Samenvatting KOM (Kwantitatieve onderzoeksmethode)
Week 1. Gegevensverzameling
Steekproeven – waar wil je de data gaan verzamelen?
Je kan de hele populatie nemen (alle onderzoekseenheden), maar dat is lastig. Daarom zijn er
steekproeven. Dat is een klein deel van de populatie. Technieken voor steekproef zijn:
1. Op toevalbasis (aselect): representativiteit mag worden verondersteld, maar je moet dit wel
nog toetsen. Kanssteekproef.
2. Niet op toevalbasis: representativiteit mag niet worden verondersteld, niet-kanssteekproeven
Deel 1. Representativiteitstoets
Representativiteit = de mate waarin de steekproef op relevante kenmerken (zoals leeftijd, gender)
een goede afspiegeling vormt van de populatie. De toets geldt voor één variabele. Je gebruikt de T-
toets en vergelijkt het gemiddelde met wat je in je onderzoek vindt met de gegevens die je elders hebt.
Dit geldt alleen voor interval of ratio variabele.
Er zijn twee manieren om representativiteit te toetsen:
1. Beschrijvende manier. Statistische analyse is de frequentieverdeling. Minder krachtige manier
dan de toetsende analyse.
Acties in SPSS: vragen om een overzicht van de aantallen en percentages van de variabele.

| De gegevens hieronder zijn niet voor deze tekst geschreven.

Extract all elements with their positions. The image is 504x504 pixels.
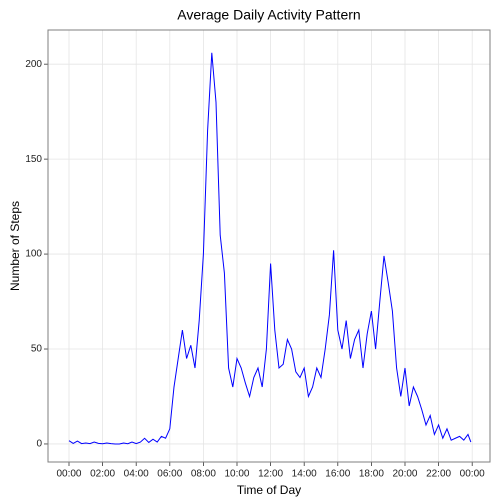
x-tick-label: 04:00: [124, 469, 149, 480]
x-tick-label: 14:00: [292, 469, 317, 480]
x-tick-label: 16:00: [325, 469, 350, 480]
y-tick-label: 150: [25, 154, 42, 165]
plot-border: [47, 29, 491, 463]
x-tick-label: 18:00: [359, 469, 384, 480]
y-axis-title: Number of Steps: [8, 201, 22, 291]
x-tick-label: 00:00: [460, 469, 485, 480]
y-tick-label: 0: [36, 439, 42, 450]
x-tick-label: 02:00: [90, 469, 115, 480]
x-tick-label: 10:00: [224, 469, 249, 480]
x-tick-label: 08:00: [191, 469, 216, 480]
data-line: [68, 52, 472, 445]
chart-title: Average Daily Activity Pattern: [177, 7, 360, 23]
x-tick-label: 20:00: [392, 469, 417, 480]
x-tick-label: 06:00: [157, 469, 182, 480]
x-tick-label: 00:00: [56, 469, 81, 480]
x-axis-title: Time of Day: [237, 483, 301, 497]
x-tick-label: 22:00: [426, 469, 451, 480]
y-tick-label: 100: [25, 249, 42, 260]
y-tick-label: 50: [31, 344, 43, 355]
x-tick-label: 12:00: [258, 469, 283, 480]
y-tick-label: 200: [25, 59, 42, 70]
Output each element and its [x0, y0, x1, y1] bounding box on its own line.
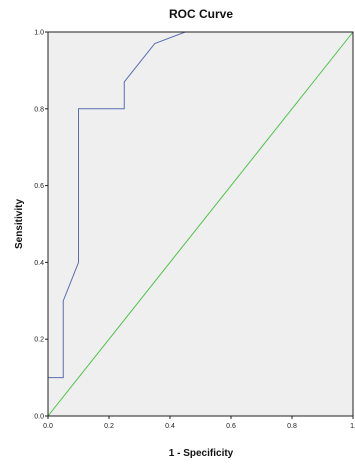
reference-diagonal-line: [47, 31, 354, 417]
ticks-layer: 0.0 0.2 0.4 0.6 0.8 1. 0.0 0.2 0.4 0.6 0.8 1.0: [34, 30, 355, 431]
y-tick-label: 0.4: [34, 260, 44, 267]
x-axis-label: 1 - Specificity: [169, 448, 234, 459]
x-tick-label: 0.2: [104, 423, 114, 430]
y-axis-label: Sensitivity: [14, 199, 25, 249]
chart-title: ROC Curve: [169, 7, 233, 21]
x-tick-label: 1.: [350, 423, 355, 430]
y-tick-label: 0.6: [34, 183, 44, 190]
plot-frame: [47, 31, 354, 417]
y-tick-label: 1.0: [34, 30, 44, 37]
y-tick-label: 0.0: [34, 414, 44, 421]
series-layer: [47, 31, 354, 417]
x-tick-label: 0.8: [287, 423, 297, 430]
x-tick-label: 0.6: [226, 423, 236, 430]
y-tick-label: 0.2: [34, 337, 44, 344]
y-tick-label: 0.8: [34, 106, 44, 113]
x-tick-label: 0.4: [165, 423, 175, 430]
roc-curve-line: [47, 31, 353, 416]
x-tick-label: 0.0: [43, 423, 53, 430]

Een verschil van meer dan 5% in grote steekproeven (> 400) is een indicatie dat er verschillen zijn in
de steekproef t.o.v. de populatie, oftewel dat de steekproef niet significant is voor de populatie.
2. Inferencial statistics = toetsende analyse
Interval/ratio variabele
Acties in SPSS: Analyze compare means one sample t-test. Vergelijking van twee groepen:
H0: twee groepen verschillen niet van elkaar (status quo).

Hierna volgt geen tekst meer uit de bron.